Moreover, and even more troubling, earned income should be no measure of the contributions that individuals make to society. This will easily incentivize colleges and universities to encourage students to choose majors such as pre-med or computer science over social work and education. A perfect example of how this rating could negatively impact a university can be found in President Obama himself. He chose to work as a community organizer after graduating from Columbia, a position for which he would have been modestly compensated. His lower income could have negatively impacted Columbia’s rating, if such a rating system existed in 1983. Surely we would not value anyone’s work solely based on their salary. We do not want federal policy to discourage public service.
Another concerning aspect of the proposal is the linking of ratings to eligibility for financial aid. Schools with a mission to serve low-income or first-generation college students may, for reasons quite apart from the excellence of their teaching, show lower rates of completion and lower alumni earnings. These schools, however, provide crucial opportunities for many young people. If the financial aid available to them were limited by poor ratings, their essential mission would be jeopardized. Higher education would become unattainable for many underserved students.
Our nation boasts a rich history of student-choice in higher education. For some individuals, a city school is preferred over a rural school, for others extracurricular offerings such as music or sports may be important. The Department of Education in its own proposed framework does not claim “at this time” to have “metrics” for those aspects of education they admit are “intangible.” If a characteristic is intangible it is by definition abstract and impossible to quantify. No one can place an arbitrary value on an individual’s experience at an institution, tie federal funding to that value, and expect to have accomplished some measure of accountability.

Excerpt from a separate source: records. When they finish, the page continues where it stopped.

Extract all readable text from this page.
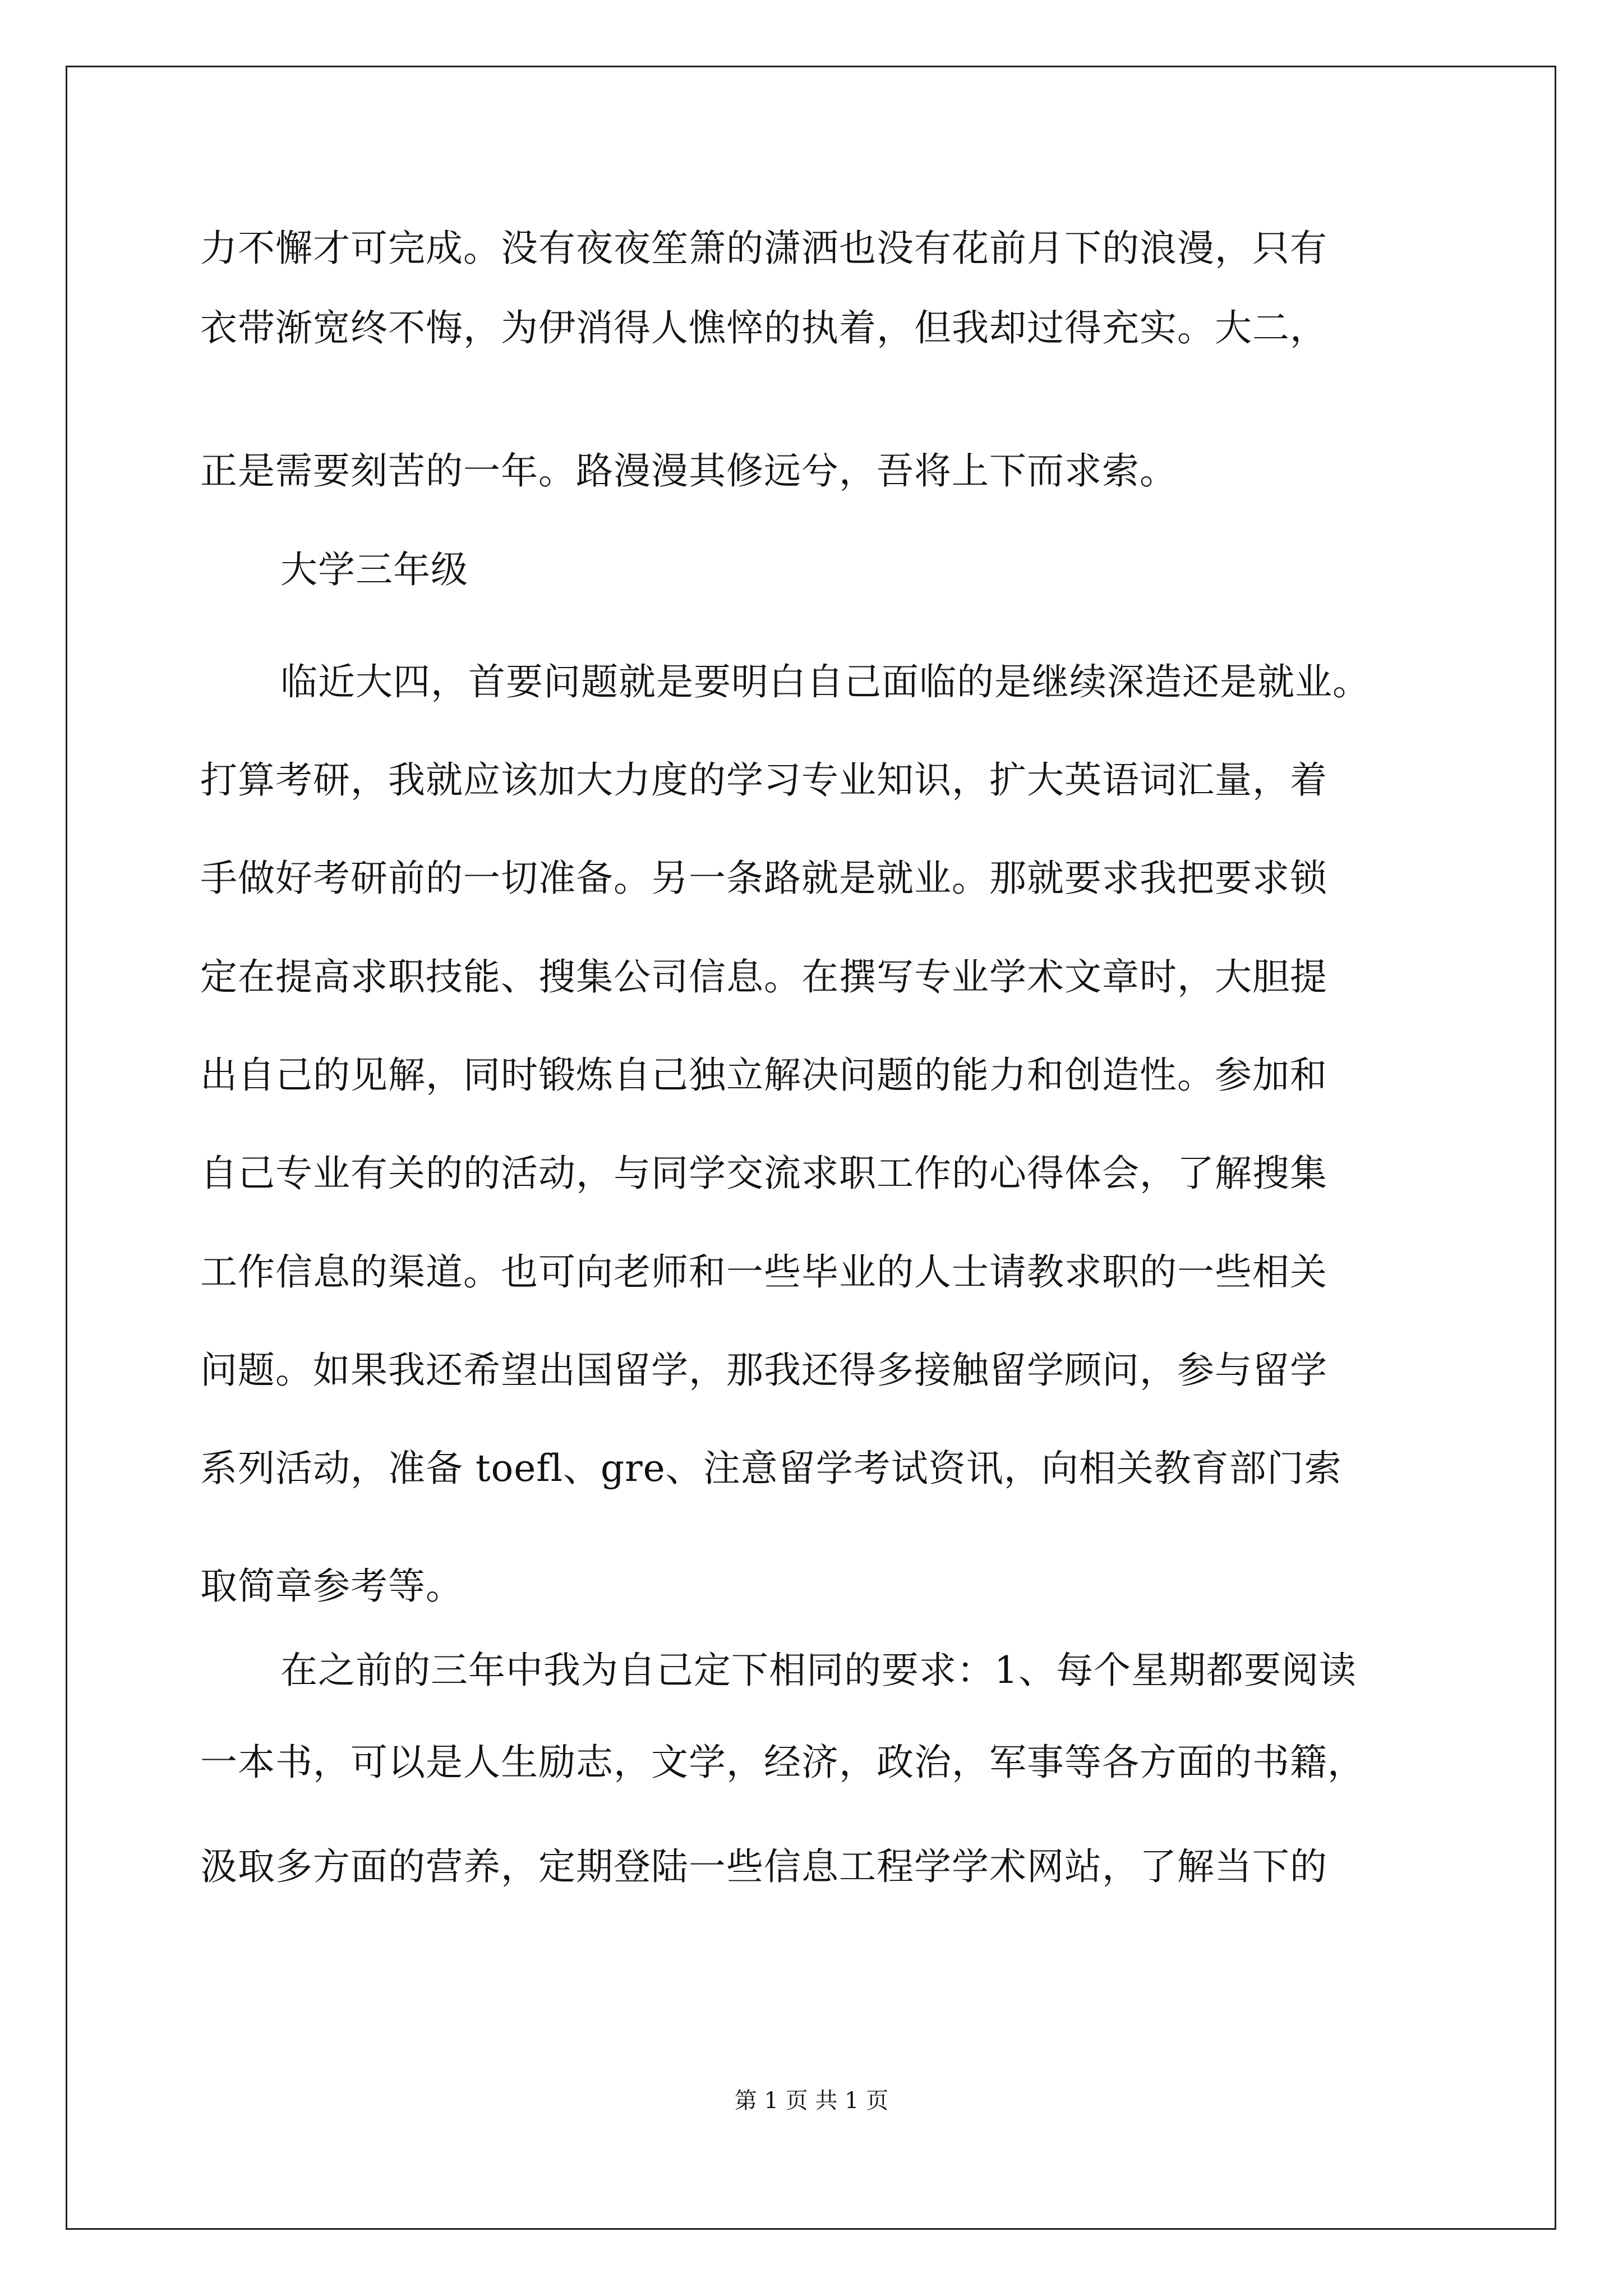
力不懈才可完成。没有夜夜笙箫的潇洒也没有花前月下的浪漫，只有
衣带渐宽终不悔，为伊消得人憔悴的执着，但我却过得充实。大二，
正是需要刻苦的一年。路漫漫其修远兮，吾将上下而求索。
大学三年级
临近大四，首要问题就是要明白自己面临的是继续深造还是就业。
打算考研，我就应该加大力度的学习专业知识，扩大英语词汇量，着
手做好考研前的一切准备。另一条路就是就业。那就要求我把要求锁
定在提高求职技能、搜集公司信息。在撰写专业学术文章时，大胆提
出自己的见解，同时锻炼自己独立解决问题的能力和创造性。参加和
自己专业有关的的活动，与同学交流求职工作的心得体会，了解搜集
工作信息的渠道。也可向老师和一些毕业的人士请教求职的一些相关
问题。如果我还希望出国留学，那我还得多接触留学顾问，参与留学
系列活动，准备 toefl、gre、注意留学考试资讯，向相关教育部门索
取简章参考等。
在之前的三年中我为自己定下相同的要求：1、每个星期都要阅读
一本书，可以是人生励志，文学，经济，政治，军事等各方面的书籍，
汲取多方面的营养，定期登陆一些信息工程学学术网站，了解当下的
第 1 页 共 1 页
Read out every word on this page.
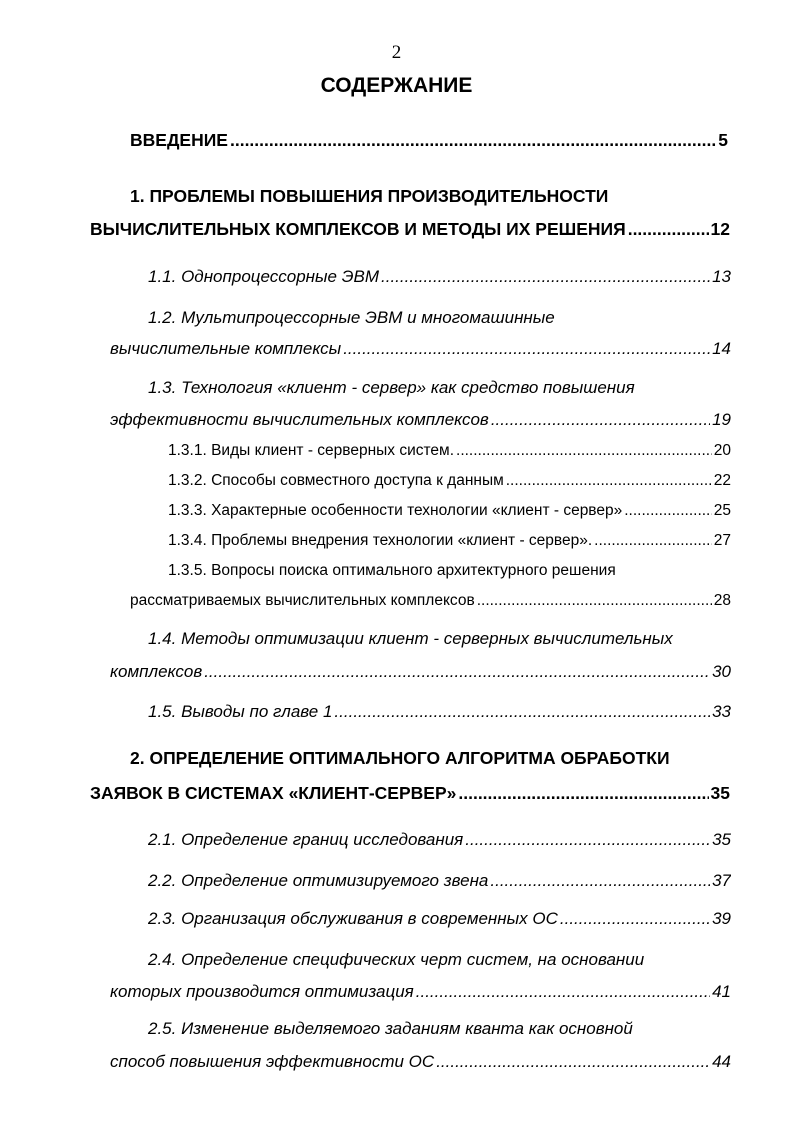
2
СОДЕРЖАНИЕ
ВВЕДЕНИЕ .....	5
1. ПРОБЛЕМЫ ПОВЫШЕНИЯ ПРОИЗВОДИТЕЛЬНОСТИ
ВЫЧИСЛИТЕЛЬНЫХ КОМПЛЕКСОВ И МЕТОДЫ ИХ РЕШЕНИЯ .....	12
1.1. Однопроцессорные ЭВМ .....	13
1.2. Мультипроцессорные ЭВМ и многомашинные
вычислительные комплексы .....	14
1.3. Технология «клиент - сервер» как средство повышения
эффективности вычислительных комплексов .....	19
1.3.1. Виды клиент - серверных систем. .....	20
1.3.2. Способы совместного доступа к данным .....	22
1.3.3. Характерные особенности технологии «клиент - сервер» .....	25
1.3.4. Проблемы внедрения технологии «клиент - сервер». .....	27
1.3.5. Вопросы поиска оптимального архитектурного решения
рассматриваемых вычислительных комплексов .....	28
1.4. Методы оптимизации клиент - серверных вычислительных
комплексов .....	30
1.5. Выводы по главе 1 .....	33
2. ОПРЕДЕЛЕНИЕ ОПТИМАЛЬНОГО АЛГОРИТМА ОБРАБОТКИ
ЗАЯВОК В СИСТЕМАХ «КЛИЕНТ-СЕРВЕР» .....	35
2.1. Определение границ исследования .....	35
2.2. Определение оптимизируемого звена .....	37
2.3. Организация обслуживания в современных ОС .....	39
2.4. Определение специфических черт систем, на основании
которых производится оптимизация .....	41
2.5. Изменение выделяемого заданиям кванта как основной
способ повышения эффективности ОС .....	44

Everyone agrees we must address issues of college affordability and student debt. We agree that taxpayer dollars should be spent responsibly and effectively. We also agree that prospective students should have data available to help them make informed decisions and provide as much objective information as possible towards that end. Federally rating our colleges and universities is not the way to do this. Such a divisive and subjective ratings system, with too many unintended consequences, will threaten the special characteristics and diversity that make our postsecondary system the best in the world today.
We stand ready to work with those interested in protecting that diversity while ensuring that taxpayer dollars are wisely spent and anyone who wishes to go to college has the opportunity to do so.
Goodlatte has represented Virginia’s 6th Congressional District since 1993. He is chairman of the Judiciary Committee and also sits on the Agriculture Committee. Capuano has represented congressional districts in Massachusetts’ Boston area since 1999. He sits on the Ethics; the Financial Services; and the Transportation committees.